1979. PUNK IS IN DECLINE.
ESPECIALLY THIS PUNK.
On the platform at Holyhead I approach a uniformed man with a whistle.
‘Is this the 6:55 to Auschwitz?’ I ask.
‘Enough of your cheek, lad.’
‘Arbeit Macht Frei!’
‘What?’
‘It’s Gaelic for thank you.’
March, 1979. Sid Vicious is dead, Margaret Thatcher is very much alive, and Barry has just arrived in London. Twenty years old, Irish and angry, he cons his way into a job at Sellafield, home of Britain’s military-grade plutonium. It’s the start of a hilarious and hallucinatory coming-of-age tale that ranges from sordid coal-bunker squats to the tea room at the Ritz, via the Parisian Left Bank and the blooming poppy fields of Ireland.
Here is a portrait of an artist on acid, amphetamines and PCP, who finds himself working at the heart of Britain’s nuclear industry. It pulses with stories and stories within stories, eye-watering, sexy, terrifying and poignant. A wild, hellish descent that is also a rush for the stars, A Ton of Malice is the demented love-child of Irvine Welsh, Hunter S. Thompson and Matt Groening.
And, if it matters, it’s almost all true.
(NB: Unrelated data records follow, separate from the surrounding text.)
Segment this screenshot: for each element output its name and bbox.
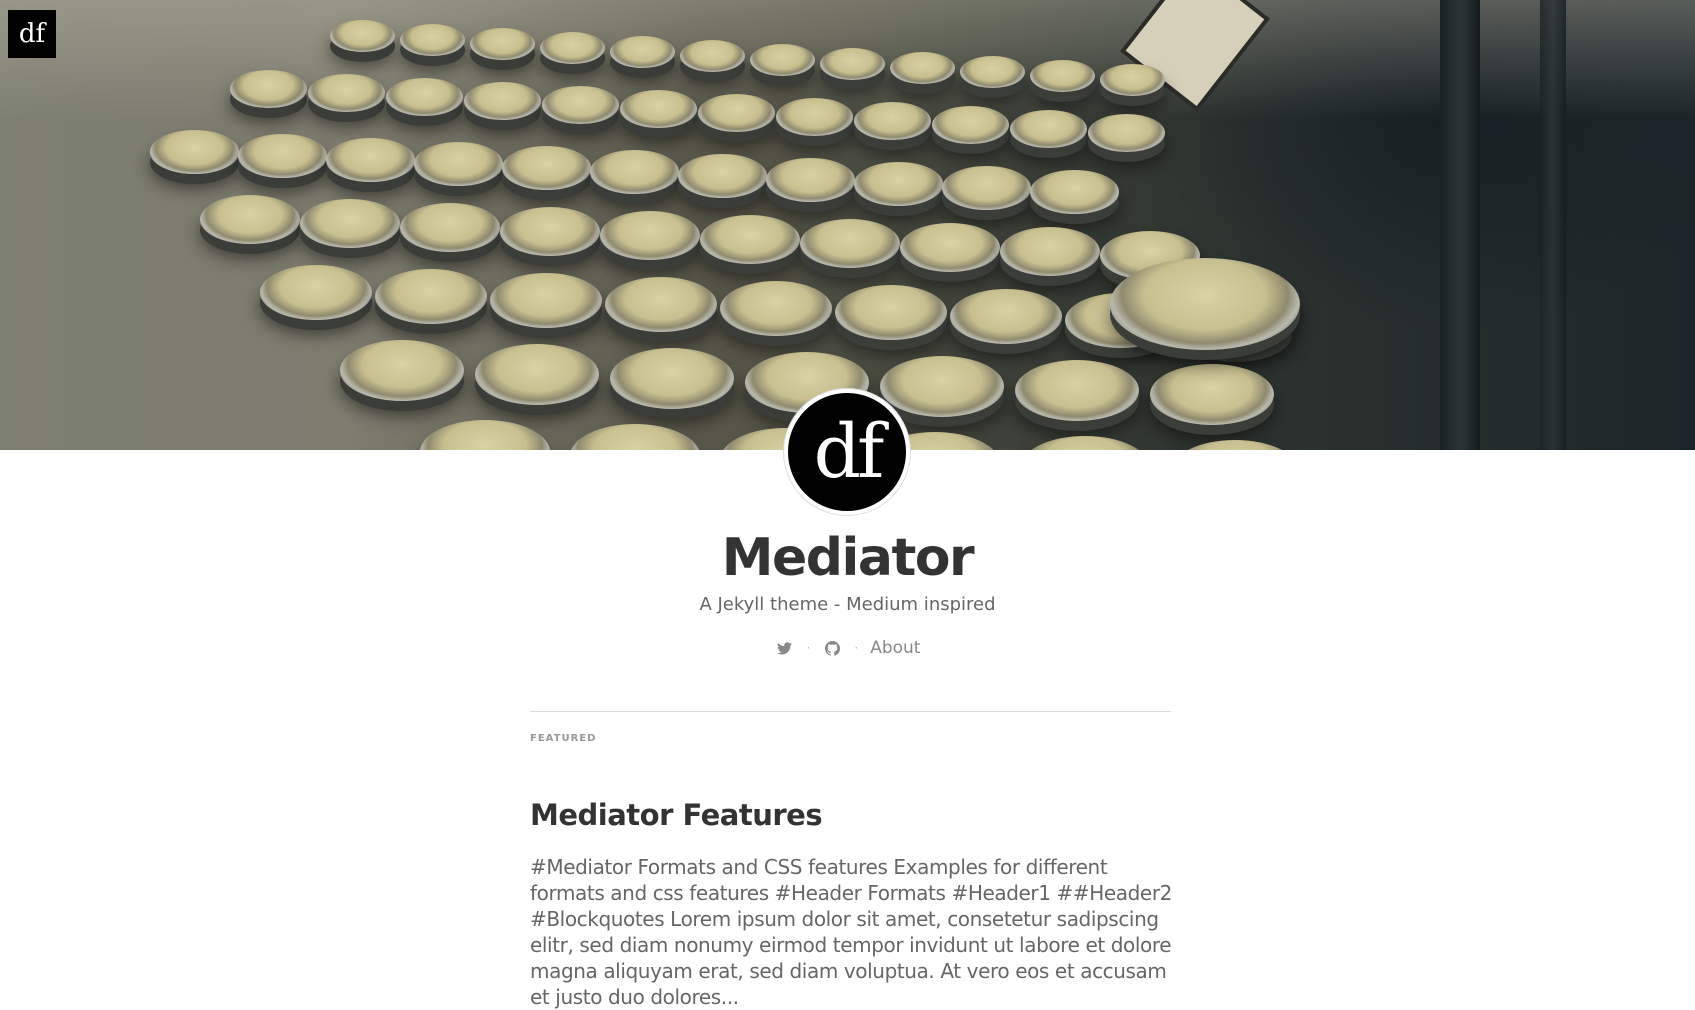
typewriter-key — [300, 199, 401, 249]
avatar: df — [784, 389, 910, 515]
typewriter-key — [854, 102, 931, 140]
site-title: Mediator — [721, 528, 975, 588]
typewriter-key — [880, 356, 1004, 417]
typewriter-key — [542, 86, 619, 124]
typewriter-key — [375, 269, 488, 325]
typewriter-key — [620, 90, 697, 128]
typewriter-key — [464, 82, 541, 120]
typewriter-key — [400, 24, 465, 56]
typewriter-key — [1110, 258, 1300, 350]
typewriter-key — [766, 158, 855, 202]
typewriter-key — [605, 277, 718, 333]
typewriter-key — [475, 344, 599, 405]
separator-dot: · — [806, 641, 811, 655]
typewriter-key — [800, 219, 901, 269]
typewriter-key — [750, 44, 815, 76]
typewriter-key — [820, 48, 885, 80]
typewriter-key — [386, 78, 463, 116]
typewriter-key — [942, 166, 1031, 210]
typewriter-key — [340, 340, 464, 401]
post-excerpt: #Mediator Formats and CSS features Examp… — [530, 855, 1172, 1009]
typewriter-key — [678, 154, 767, 198]
typewriter-key — [326, 138, 415, 182]
typewriter-key — [308, 74, 385, 112]
typewriter-key — [330, 20, 395, 52]
typewriter-key — [700, 215, 801, 265]
typewriter-key — [1015, 360, 1139, 421]
typewriter-key — [610, 348, 734, 409]
site-logo[interactable]: df — [8, 10, 56, 58]
section-divider — [530, 711, 1171, 712]
about-link[interactable]: About — [870, 638, 920, 658]
typewriter-key — [1100, 64, 1165, 96]
typewriter-key — [950, 289, 1063, 345]
typewriter-key — [1030, 170, 1119, 214]
typewriter-frame — [1440, 0, 1480, 450]
typewriter-key — [502, 146, 591, 190]
typewriter-key — [540, 32, 605, 64]
typewriter-key — [600, 211, 701, 261]
typewriter-key — [1150, 364, 1274, 425]
typewriter-key — [200, 195, 301, 245]
typewriter-key — [1170, 440, 1300, 450]
typewriter-key — [238, 134, 327, 178]
typewriter-key — [720, 281, 833, 337]
typewriter-key — [590, 150, 679, 194]
typewriter-key — [680, 40, 745, 72]
typewriter-key — [835, 285, 948, 341]
featured-label: FEATURED — [530, 733, 597, 744]
typewriter-key — [1030, 60, 1095, 92]
logo-text: df — [18, 19, 46, 49]
typewriter-key — [610, 36, 675, 68]
typewriter-key — [414, 142, 503, 186]
typewriter-key — [854, 162, 943, 206]
typewriter-key — [1010, 110, 1087, 148]
typewriter-key — [500, 207, 601, 257]
typewriter-key — [400, 203, 501, 253]
typewriter-key — [890, 52, 955, 84]
typewriter-frame — [1540, 0, 1566, 450]
typewriter-key — [1020, 436, 1150, 450]
social-links: · · About — [0, 638, 1695, 658]
typewriter-key — [960, 56, 1025, 88]
typewriter-key — [698, 94, 775, 132]
typewriter-key — [932, 106, 1009, 144]
typewriter-key — [260, 265, 373, 321]
typewriter-key — [900, 223, 1001, 273]
typewriter-key — [490, 273, 603, 329]
typewriter-key — [470, 28, 535, 60]
cover-image — [0, 0, 1695, 450]
site-tagline: A Jekyll theme - Medium inspired — [699, 594, 996, 615]
post-title-link[interactable]: Mediator Features — [530, 798, 823, 832]
github-icon[interactable] — [822, 638, 842, 658]
typewriter-key — [230, 70, 307, 108]
twitter-icon[interactable] — [775, 638, 795, 658]
typewriter-key — [776, 98, 853, 136]
typewriter-key — [150, 130, 239, 174]
avatar-text: df — [813, 409, 885, 495]
separator-dot: · — [854, 641, 859, 655]
typewriter-key — [1000, 227, 1101, 277]
typewriter-key — [1088, 114, 1165, 152]
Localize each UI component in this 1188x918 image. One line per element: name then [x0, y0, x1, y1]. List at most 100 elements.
"Dazzling … the author has a way with words as slick and sudden as a flick knife… a breathtaking storyteller" —Sunday Times
Barry McKinley's stories have twice been shortlisted for the Hennessy Literary Award. He has written for BBC Radio 4 and RTE. His stage plays include Elysium Nevada, which was nominated in 2010 for Best New Play at the Irish Theatre Awards. After narrowly failing to destroy the world in 1979, he gave up the attempt, and now restores old buildings for a living. His younger self would be horrified.